Rerouting entailed by a road disruption generally results in a longer path than the initial one, i.e. \(d_{ic'}(t) \ge d_{ic}(t_0)\), where \(c' \ne c\) is the closest town’s center at time t, to which the i-node would be reassigned. Then, one of the simplest ways to measure the deviation of a path’s distance at time t from its original value at \(t_0\), would be straightforwardly the ratio between the two distances, or the detour, \(\eta _i(t) = \frac{d_{ic'}(t)}{d_{ic}(t_0)}-1\), in analogy to the “detour index”59,60. Since \(d_{ic'}(t) \ge d_{ic}(t_0)\), we would measure \(\eta _i(t) \ge 0\) \(\forall i\), with \(\eta _i(t) = 0\) indicating the absence of rerouting to the closest neighbouring town. Therefore, the larger the \(\eta _i(t)\), the larger the rerouting for connecting the i-node to the closest town’s center \(c'\) (which is different from the initially assigned town’s center c). At each time t of the disruptive event, the average rerouting from an initially assigned town center to a new closest one, can be captured by the average detour, defined as in Eq. (2). We would consider Eq. (2) as a measure of global (in)efficiency of a network undergoing a disruptive event, since the rerouting would represent a time consuming and costly—i.e. inefficient—workaround to roads blockage. However, \({\overline{\eta }}(t)\) would differ from the well-established Latora and Marchiori’s45 or from the Vragović’s64 global network efficiencies, which are basically averages of \(\frac{1}{d_{ij}}\) and \(\frac{d_{ij}^{Euclid.}}{d_{ij}}\), respectively, over all pairs of nodes.
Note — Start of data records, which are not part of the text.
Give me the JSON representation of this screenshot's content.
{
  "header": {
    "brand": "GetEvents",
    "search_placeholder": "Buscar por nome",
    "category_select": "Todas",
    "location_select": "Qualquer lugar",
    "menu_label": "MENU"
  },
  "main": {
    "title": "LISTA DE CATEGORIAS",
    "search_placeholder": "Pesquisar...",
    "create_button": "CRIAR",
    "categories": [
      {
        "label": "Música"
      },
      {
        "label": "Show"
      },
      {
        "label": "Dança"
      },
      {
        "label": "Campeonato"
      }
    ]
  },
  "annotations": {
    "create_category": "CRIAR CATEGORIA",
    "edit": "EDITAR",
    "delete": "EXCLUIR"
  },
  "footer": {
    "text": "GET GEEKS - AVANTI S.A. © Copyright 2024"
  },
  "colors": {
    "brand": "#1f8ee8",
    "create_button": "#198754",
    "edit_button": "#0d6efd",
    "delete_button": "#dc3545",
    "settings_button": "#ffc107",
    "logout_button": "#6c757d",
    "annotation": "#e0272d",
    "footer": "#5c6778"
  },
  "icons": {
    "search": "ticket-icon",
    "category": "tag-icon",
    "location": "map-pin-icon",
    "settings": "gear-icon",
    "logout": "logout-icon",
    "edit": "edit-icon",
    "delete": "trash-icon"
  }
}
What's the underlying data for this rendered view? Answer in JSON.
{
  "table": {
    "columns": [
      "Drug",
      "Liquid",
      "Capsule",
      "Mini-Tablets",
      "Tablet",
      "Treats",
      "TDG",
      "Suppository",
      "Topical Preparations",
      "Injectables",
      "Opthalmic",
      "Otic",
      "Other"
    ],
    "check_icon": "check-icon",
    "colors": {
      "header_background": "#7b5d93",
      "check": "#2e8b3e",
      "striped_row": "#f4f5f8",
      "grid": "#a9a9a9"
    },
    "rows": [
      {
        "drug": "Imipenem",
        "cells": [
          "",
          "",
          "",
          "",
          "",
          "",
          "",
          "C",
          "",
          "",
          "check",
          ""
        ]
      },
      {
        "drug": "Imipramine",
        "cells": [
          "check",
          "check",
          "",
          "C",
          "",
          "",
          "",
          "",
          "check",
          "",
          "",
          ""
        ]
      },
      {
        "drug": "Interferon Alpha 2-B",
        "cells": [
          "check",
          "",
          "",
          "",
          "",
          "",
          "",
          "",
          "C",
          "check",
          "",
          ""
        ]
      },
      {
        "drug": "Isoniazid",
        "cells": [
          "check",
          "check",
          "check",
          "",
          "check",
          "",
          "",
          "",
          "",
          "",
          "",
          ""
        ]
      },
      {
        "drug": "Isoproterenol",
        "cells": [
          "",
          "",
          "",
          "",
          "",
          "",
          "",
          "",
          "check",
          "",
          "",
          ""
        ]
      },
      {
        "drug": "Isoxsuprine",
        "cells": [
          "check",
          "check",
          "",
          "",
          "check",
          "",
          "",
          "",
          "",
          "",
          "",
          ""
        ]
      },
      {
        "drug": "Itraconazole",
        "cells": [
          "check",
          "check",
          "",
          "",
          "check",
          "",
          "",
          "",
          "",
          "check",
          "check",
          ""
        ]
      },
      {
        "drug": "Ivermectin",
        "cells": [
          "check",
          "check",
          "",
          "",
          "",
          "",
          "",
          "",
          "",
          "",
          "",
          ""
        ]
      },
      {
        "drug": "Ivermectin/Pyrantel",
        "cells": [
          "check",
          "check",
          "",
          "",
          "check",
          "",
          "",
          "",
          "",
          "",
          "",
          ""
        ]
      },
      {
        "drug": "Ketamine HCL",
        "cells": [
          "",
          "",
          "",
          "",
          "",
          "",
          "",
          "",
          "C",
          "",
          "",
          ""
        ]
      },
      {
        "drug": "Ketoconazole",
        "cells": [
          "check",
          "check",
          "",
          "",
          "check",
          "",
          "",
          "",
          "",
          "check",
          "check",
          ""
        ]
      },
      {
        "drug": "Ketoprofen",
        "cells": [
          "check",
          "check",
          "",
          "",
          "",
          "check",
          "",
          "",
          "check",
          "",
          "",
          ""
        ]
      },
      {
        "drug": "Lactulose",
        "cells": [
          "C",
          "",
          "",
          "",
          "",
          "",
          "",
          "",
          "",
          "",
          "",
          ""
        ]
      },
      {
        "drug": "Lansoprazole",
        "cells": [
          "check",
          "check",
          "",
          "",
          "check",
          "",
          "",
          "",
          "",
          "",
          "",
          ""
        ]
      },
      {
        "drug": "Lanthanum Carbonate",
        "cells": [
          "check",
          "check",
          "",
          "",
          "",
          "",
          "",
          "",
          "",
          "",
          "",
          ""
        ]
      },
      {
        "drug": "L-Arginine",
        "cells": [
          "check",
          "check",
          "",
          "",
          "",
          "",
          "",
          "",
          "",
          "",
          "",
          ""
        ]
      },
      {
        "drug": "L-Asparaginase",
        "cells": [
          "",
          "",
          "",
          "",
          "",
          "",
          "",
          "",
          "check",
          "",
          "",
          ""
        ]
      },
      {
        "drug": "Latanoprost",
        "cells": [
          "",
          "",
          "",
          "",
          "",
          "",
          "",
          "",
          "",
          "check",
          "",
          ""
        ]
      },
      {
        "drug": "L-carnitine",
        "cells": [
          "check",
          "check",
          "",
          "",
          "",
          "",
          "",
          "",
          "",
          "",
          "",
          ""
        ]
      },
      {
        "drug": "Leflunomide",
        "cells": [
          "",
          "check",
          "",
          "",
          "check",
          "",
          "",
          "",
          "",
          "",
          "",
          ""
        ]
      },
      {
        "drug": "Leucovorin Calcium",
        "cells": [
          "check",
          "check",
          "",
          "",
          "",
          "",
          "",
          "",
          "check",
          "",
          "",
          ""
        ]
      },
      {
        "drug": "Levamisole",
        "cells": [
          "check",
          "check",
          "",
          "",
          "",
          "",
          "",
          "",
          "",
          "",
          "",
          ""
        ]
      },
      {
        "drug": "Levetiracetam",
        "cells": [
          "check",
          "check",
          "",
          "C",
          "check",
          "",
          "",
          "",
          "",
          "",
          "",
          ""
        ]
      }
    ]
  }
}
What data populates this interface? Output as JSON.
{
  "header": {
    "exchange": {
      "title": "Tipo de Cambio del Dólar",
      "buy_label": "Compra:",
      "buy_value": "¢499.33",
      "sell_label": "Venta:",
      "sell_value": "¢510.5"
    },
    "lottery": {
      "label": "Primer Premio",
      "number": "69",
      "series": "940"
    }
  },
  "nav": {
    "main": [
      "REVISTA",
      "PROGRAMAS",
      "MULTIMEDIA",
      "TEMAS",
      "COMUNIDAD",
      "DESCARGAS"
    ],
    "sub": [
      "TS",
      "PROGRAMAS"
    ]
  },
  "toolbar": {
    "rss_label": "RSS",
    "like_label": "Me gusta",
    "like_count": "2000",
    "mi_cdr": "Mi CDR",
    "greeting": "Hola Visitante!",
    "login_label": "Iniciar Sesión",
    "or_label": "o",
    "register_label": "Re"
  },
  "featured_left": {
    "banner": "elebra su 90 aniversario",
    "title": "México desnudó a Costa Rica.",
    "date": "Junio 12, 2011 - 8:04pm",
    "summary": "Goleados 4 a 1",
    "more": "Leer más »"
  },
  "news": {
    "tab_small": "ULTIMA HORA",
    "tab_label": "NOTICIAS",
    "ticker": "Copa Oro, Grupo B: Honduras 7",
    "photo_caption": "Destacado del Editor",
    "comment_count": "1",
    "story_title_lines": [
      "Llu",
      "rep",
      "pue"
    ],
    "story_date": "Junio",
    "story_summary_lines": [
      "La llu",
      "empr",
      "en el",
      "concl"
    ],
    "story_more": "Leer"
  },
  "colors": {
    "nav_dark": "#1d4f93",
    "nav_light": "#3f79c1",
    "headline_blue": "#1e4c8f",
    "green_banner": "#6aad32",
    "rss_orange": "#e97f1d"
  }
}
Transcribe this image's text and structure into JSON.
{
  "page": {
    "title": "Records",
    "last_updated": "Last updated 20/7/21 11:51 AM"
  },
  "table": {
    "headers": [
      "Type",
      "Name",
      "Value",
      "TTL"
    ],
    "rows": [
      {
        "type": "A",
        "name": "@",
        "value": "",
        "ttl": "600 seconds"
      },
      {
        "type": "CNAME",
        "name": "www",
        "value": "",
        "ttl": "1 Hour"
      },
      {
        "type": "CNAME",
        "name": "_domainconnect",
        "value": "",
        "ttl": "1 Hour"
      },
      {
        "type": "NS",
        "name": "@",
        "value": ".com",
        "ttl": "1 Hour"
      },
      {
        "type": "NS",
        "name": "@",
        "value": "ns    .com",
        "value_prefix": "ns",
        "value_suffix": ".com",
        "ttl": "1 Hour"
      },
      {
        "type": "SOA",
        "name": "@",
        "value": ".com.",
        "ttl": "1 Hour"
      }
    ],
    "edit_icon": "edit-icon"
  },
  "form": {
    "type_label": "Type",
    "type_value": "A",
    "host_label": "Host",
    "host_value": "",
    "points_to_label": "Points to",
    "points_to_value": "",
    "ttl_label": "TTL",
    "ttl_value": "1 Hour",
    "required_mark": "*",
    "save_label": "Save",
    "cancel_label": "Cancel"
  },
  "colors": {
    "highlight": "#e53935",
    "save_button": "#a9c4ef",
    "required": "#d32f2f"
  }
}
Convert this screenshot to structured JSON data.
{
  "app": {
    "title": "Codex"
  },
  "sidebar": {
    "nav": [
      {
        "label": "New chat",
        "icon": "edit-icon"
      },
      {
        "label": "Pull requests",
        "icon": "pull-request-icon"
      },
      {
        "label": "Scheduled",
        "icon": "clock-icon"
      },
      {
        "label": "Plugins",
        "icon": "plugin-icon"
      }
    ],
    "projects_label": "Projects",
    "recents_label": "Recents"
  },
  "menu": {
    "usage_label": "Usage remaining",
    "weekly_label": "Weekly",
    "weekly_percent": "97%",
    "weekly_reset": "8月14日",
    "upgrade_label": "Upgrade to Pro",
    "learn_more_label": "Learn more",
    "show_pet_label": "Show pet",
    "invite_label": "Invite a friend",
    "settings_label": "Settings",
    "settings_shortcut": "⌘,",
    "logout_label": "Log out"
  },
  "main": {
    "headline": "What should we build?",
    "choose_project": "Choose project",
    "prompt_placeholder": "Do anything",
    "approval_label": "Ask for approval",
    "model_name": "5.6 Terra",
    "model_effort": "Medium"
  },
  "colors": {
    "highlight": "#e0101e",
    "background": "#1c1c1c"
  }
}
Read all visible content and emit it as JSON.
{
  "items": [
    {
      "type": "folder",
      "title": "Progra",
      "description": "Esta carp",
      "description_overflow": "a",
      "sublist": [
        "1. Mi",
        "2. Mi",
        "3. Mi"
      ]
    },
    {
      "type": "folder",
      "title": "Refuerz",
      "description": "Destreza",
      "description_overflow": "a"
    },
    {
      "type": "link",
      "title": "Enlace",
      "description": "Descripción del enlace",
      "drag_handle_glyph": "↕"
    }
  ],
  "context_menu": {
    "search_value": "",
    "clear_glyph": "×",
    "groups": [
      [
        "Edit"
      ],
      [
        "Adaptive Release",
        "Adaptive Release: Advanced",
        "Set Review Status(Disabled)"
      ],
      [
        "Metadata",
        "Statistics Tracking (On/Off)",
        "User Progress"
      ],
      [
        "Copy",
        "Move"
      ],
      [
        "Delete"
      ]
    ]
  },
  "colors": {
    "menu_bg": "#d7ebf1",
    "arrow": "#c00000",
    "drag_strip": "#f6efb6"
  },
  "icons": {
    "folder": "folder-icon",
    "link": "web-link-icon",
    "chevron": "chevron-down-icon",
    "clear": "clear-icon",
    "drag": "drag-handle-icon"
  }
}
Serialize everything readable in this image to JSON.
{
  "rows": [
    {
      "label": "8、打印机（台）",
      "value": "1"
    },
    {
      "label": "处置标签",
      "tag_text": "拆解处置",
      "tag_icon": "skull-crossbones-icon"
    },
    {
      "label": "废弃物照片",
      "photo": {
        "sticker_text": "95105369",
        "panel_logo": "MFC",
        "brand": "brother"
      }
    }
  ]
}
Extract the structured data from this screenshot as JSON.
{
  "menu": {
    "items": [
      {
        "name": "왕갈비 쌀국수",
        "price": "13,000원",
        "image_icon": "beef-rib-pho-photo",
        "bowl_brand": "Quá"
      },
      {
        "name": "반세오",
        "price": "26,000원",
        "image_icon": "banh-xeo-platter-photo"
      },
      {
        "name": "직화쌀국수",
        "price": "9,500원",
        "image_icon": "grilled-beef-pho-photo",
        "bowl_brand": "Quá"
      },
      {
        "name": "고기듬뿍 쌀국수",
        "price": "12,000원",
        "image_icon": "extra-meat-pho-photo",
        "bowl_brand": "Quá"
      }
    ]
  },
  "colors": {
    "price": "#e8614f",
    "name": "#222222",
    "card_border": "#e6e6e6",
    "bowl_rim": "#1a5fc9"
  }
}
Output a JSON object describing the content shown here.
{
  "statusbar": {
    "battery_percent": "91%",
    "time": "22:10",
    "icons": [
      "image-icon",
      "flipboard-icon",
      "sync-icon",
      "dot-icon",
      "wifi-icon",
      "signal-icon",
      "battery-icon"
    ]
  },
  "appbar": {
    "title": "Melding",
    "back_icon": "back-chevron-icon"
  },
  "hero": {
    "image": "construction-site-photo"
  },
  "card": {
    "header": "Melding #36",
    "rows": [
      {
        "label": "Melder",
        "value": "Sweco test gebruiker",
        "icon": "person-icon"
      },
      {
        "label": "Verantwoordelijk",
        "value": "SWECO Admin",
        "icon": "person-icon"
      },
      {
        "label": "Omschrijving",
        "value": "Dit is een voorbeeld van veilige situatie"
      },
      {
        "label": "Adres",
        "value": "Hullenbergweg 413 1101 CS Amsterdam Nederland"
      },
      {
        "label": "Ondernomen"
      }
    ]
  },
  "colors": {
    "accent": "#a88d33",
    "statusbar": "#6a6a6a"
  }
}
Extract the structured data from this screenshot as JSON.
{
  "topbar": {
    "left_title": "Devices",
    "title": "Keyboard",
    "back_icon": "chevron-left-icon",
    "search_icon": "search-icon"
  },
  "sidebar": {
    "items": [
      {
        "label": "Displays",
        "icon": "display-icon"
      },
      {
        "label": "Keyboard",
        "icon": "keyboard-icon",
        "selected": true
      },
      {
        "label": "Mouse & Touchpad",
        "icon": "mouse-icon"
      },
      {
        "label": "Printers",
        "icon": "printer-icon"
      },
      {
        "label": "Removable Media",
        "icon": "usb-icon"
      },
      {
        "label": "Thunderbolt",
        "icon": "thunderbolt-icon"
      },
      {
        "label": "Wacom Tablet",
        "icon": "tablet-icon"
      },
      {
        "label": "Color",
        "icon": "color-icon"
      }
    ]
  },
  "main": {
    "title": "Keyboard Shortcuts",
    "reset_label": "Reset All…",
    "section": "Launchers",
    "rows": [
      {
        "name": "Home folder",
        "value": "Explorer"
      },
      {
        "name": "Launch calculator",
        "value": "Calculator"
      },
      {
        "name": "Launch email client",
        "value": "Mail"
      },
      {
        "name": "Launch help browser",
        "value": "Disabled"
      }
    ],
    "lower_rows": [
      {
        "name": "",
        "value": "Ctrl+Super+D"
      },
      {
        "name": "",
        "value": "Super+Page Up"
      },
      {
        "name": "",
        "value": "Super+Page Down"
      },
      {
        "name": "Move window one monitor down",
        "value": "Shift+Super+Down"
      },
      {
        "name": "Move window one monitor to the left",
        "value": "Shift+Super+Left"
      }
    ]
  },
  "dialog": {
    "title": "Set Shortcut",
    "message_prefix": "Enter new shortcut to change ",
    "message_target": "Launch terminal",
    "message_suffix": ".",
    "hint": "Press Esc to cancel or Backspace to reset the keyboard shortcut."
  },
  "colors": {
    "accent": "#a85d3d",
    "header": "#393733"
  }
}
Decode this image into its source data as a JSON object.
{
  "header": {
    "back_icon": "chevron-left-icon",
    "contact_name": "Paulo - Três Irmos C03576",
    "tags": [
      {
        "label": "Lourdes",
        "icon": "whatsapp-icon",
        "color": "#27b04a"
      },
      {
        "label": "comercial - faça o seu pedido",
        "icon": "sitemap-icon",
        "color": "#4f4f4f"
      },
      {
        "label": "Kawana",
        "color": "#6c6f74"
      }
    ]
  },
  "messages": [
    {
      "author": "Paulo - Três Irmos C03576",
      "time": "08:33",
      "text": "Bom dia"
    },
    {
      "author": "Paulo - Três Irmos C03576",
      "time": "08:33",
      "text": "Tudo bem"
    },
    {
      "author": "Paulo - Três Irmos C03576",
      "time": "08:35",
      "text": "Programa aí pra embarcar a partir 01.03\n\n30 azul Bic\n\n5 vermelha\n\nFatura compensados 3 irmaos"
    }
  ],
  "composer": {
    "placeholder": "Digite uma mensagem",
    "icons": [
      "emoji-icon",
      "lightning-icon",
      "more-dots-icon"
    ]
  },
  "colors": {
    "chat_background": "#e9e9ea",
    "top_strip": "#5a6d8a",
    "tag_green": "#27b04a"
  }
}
Indeed, the average in Eq. (2) would be only over those pairs of nodes which include the towns’ center nodes, and not over all pairs of nodes.

Disconnected nodes

The distances and their variations over time, as well as the relative travel times, can also be employed to quantify the total number of disconnected nodes in the entire network:

$$\begin{aligned} N_\infty (t)&= \sum \limits _{\begin{array}{l} i=1 \end{array}}^{m} b_{ic} \nonumber \\ \text {where} \quad b_{ic}&= {\left\{ \begin{array}{ll} 1,&\quad \text {if } d_{i c} (t) = \infty \quad (\text {or} \; \tau _{i c} (t) = \infty )\\ 0, &\quad \text {otherwise} \end{array}\right. } \end{aligned}$$

Town loss

Our understanding of the flood’s effects can be further enriched by metrics related to the size’s variations of each town, \(|K_c(t)|\). The size reduction of a town during a flood is intuitively expected and can be expressed, analogously to \(\eta _i(t)\) for the distances, through a ratio between the size of the damaged (and diminished) town at time t, and the original size at time \(t_0\):

$$\begin{aligned} L_c(t) = 1 - \frac{|K_c(t)|}{|K_c|} \end{aligned}$$

For example, we can have a reduction of the town size from an initial \(|K_c|=2500\) nodes to \(|K_c(t)|=2000\) nodes at time t, or rather a size loss equal to \(L_c(t)=0.2\), i.e. a \(20\%\) less than the initial size at time \(t_0\). In parallel to \(\eta _i(t)\), we can also define a global measure for \(L_c(t)\), the average town loss, simply by averaging \(L_c(t)\) over all towns:

$$\begin{aligned} \overline{L_c}(t) = \frac{1}{n}\sum _{c=1} \left( 1-\frac{|K_c(t)|}{|K_c|} \right) \end{aligned}$$

Expansion/shrinking ratio

While Eq. (7) provides information at each time t during the entire flood event, the size variations of every town can be even characterized by a single representative value, which relates the town size at the time of the maximum flood extension, \(t_{MFE}\), to the town size at \(t_0\). We call it the expansion/shrinking rate:

$$\begin{aligned} \zeta _c = \frac{\displaystyle \left||{K_c}(t_{MFE})| - |K_c|\right|}{|K_c|} \end{aligned}$$

Although we would expect the maximum network’s disruption at \(t_{MFE}\), where the flood reaches the maximum extension, it might be that some towns could reach their maximum disruption at another time \(t \ne t_{MFE}\). Therefore, \(\max \limits _{t} \left( |K_c(t)|\right) \) might be different from \(|K_c(t_{MFE})|\), and Eqs. (7) and (9) could eventually indicate different size variations for the same town.

Flood failure

A realistic and extreme flood scenario51 based on physically plausible rainfall scenarios and a high spatio-temporal resolution was used to generate the road network disruptions. The spatio-temporal patterns of rainfall of a 3-day probable maximum precipitation event were generated with a Monte Carlo procedure that considers only physically plausible patterns. The hydrological model simulated the outflows from the subcatchments. A 1D hydrodynamic flood model simulated the water fluxes from the tributaries through the main river network and the lakes. The 1D hydrodynamic model provided the boundary conditions for the 2D flood simulation models that had been set up for each floodplain. The 2D hydrodynamic model had a spatial resolution of 50 m and computed the flood depths for each timestep (hourly) and thus provided the necessary information for the impact model. The impact model simulated the water depths at the road edges. The model considers the location of the bridges in the third dimension, i.e., road bridges located above the simulated water surface elevation are considered as not affected by the flood. In addition, the model has been validated with historic events.